A special committee is being convened to discuss rule changes following the World Taekwondo Championships here, with removing sensors on pads in athletes’ socks so as to stop kicks with the side of the foot scoring being one possible alteration.
The Championships, declared the “best ever” by World Taekwondo Federation (WTF) President Chungwon Choue, were the first global event at which a number of technological innovations were seen.
This included the introduction of octagonal mats and sensors within headgear, as well as the scoring of three points for a spinning kick to the body, rather than two.
Yet, despite the general success of the event which closed here last night, concerns were raised about the consistency of the electronic sensors, as well as the consequent tendency for fighters to adopt negative and defensive tactics so as to profit on the scoreboard.
Choue, an integral figure in the initial introduction of electronic scoring following the 2008 Olympic Games in Beijing, an event marked by several controversial decisions, claimed the newly introduced measure had all been successful, but admitted further changes need to be made.
“We will be assessing the points system and the use of the sensor in the socks,” he told insidethegames.
“Many coaches and international referees are advising me to take out those bottom pads.
“That is something the taekwondo community will discuss.
“I don’t know if we can do that before Rio 2016, but if all the coaches and referees are in agreement, then we can do that before the Games.”
While some fighters, most notably Turkey’s Servet Tazegül, still won through an explosive and attacking style, these were in the minority, and many others, including various dominant members of the Iranian male and South Korean female teams, were far more conservative.

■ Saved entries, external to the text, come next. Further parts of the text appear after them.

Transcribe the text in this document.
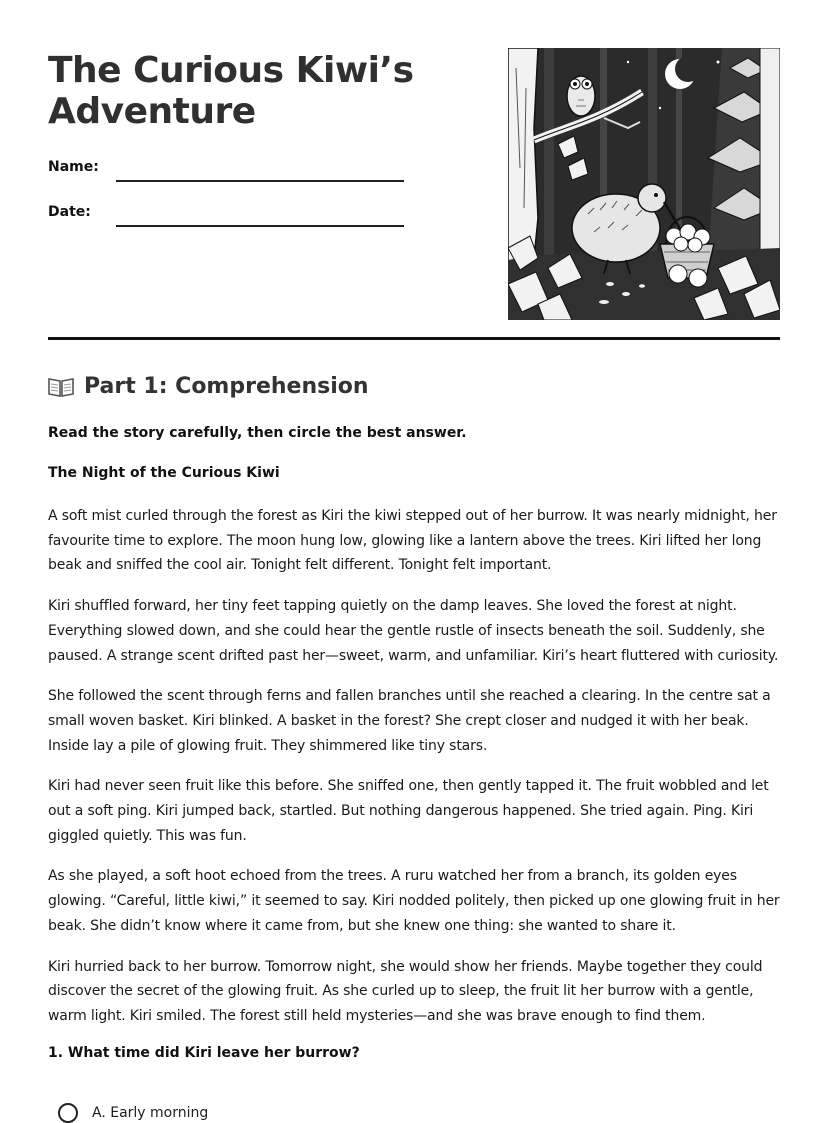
The Curious Kiwi’s Adventure
Name:
Date:
Part 1: Comprehension
Read the story carefully, then circle the best answer.
The Night of the Curious Kiwi

A soft mist curled through the forest as Kiri the kiwi stepped out of her burrow. It was nearly midnight, her favourite time to explore. The moon hung low, glowing like a lantern above the trees. Kiri lifted her long beak and sniffed the cool air. Tonight felt different. Tonight felt important.

Kiri shuffled forward, her tiny feet tapping quietly on the damp leaves. She loved the forest at night. Everything slowed down, and she could hear the gentle rustle of insects beneath the soil. Suddenly, she paused. A strange scent drifted past her—sweet, warm, and unfamiliar. Kiri’s heart fluttered with curiosity.

She followed the scent through ferns and fallen branches until she reached a clearing. In the centre sat a small woven basket. Kiri blinked. A basket in the forest? She crept closer and nudged it with her beak. Inside lay a pile of glowing fruit. They shimmered like tiny stars.

Kiri had never seen fruit like this before. She sniffed one, then gently tapped it. The fruit wobbled and let out a soft ping. Kiri jumped back, startled. But nothing dangerous happened. She tried again. Ping. Kiri giggled quietly. This was fun.

As she played, a soft hoot echoed from the trees. A ruru watched her from a branch, its golden eyes glowing. “Careful, little kiwi,” it seemed to say. Kiri nodded politely, then picked up one glowing fruit in her beak. She didn’t know where it came from, but she knew one thing: she wanted to share it.

Kiri hurried back to her burrow. Tomorrow night, she would show her friends. Maybe together they could discover the secret of the glowing fruit. As she curled up to sleep, the fruit lit her burrow with a gentle, warm light. Kiri smiled. The forest still held mysteries—and she was brave enough to find them.

1. What time did Kiri leave her burrow?
A. Early morning
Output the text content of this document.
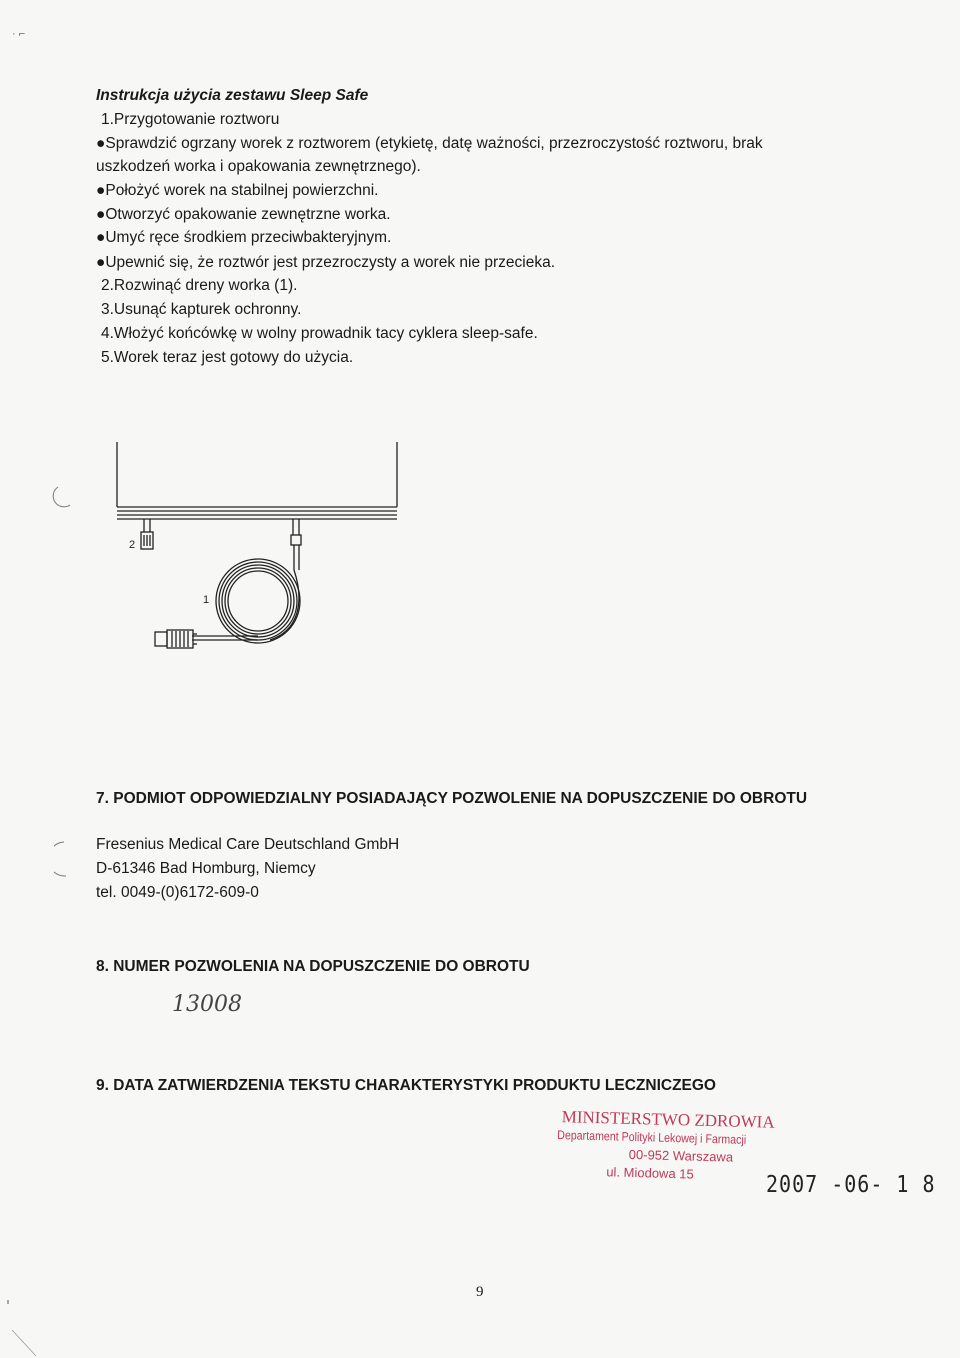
· ⌐
Instrukcja użycia zestawu Sleep Safe
1.Przygotowanie roztworu
●Sprawdzić ogrzany worek z roztworem (etykietę, datę ważności, przezroczystość roztworu, brak
uszkodzeń worka i opakowania zewnętrznego).
●Położyć worek na stabilnej powierzchni.
●Otworzyć opakowanie zewnętrzne worka.
●Umyć ręce środkiem przeciwbakteryjnym.
●Upewnić się, że roztwór jest przezroczysty a worek nie przecieka.
2.Rozwinąć dreny worka (1).
3.Usunąć kapturek ochronny.
4.Włożyć końcówkę w wolny prowadnik tacy cyklera sleep-safe.
5.Worek teraz jest gotowy do użycia.
2
1
7. PODMIOT ODPOWIEDZIALNY POSIADAJĄCY POZWOLENIE NA DOPUSZCZENIE DO OBROTU
Fresenius Medical Care Deutschland GmbH
D-61346 Bad Homburg, Niemcy
tel. 0049-(0)6172-609-0
8. NUMER POZWOLENIA NA DOPUSZCZENIE DO OBROTU
13008
9. DATA ZATWIERDZENIA TEKSTU CHARAKTERYSTYKI PRODUKTU LECZNICZEGO
MINISTERSTWO ZDROWIA
Departament Polityki Lekowej i Farmacji
00-952 Warszawa
ul. Miodowa 15	2007 -06- 1 8
9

They would often move forward with a raised lead leg, scoring via a precise yet relatively genteel push-tap rather than a traditional kick, while other kicks delivered by whipping the side of the leg around the back of the opponent are also considered problematic.
Outlawing kicks with the side of the foot would help eradicate these tactics, it is thought, encouraging a return to a more traditional and aesthetically pleasing style.
Choue revealed he is organising a special Ad Hoc Committee to look into these matters, supplementing the work of the WTF Technical Committee while also seeking opinions from athletes, coaches and other key figures in the sport.
No specific timeframe has been given for recommendations to be made, but next month’s European Games in Baku is expected to be a major opportunity for discussions, he said, simply because a lot of members of the taekwondo community will be there.
This Committee will also assess the electronic scoring system following an incident involving Britain’s Olympic champion Jade Jones in her under 57kg quarter-final here against Iran's eventual bronze medallist, Kimia Zernoorin.
After the electronic system malfunctioned with seconds to go in the final round, Jones registered a seemingly successful headkick only to be denied what would have been winning points due to the scoring system not being active.
Choue speculated it may have been caused by the fact five matches were taking place on parallel courts, meaning there was more background noise and consequent disruption.
This would be less of an issue at an Olympics and most other tournaments when only one match ever takes place at once.
Reducing the time spent to review decisions, which has on occasions taken over five or six minutes, will also be looked at, Choue said, due to concerns that the lengthy delays detract from the spectacle while also causing problems with the scheduling of matches.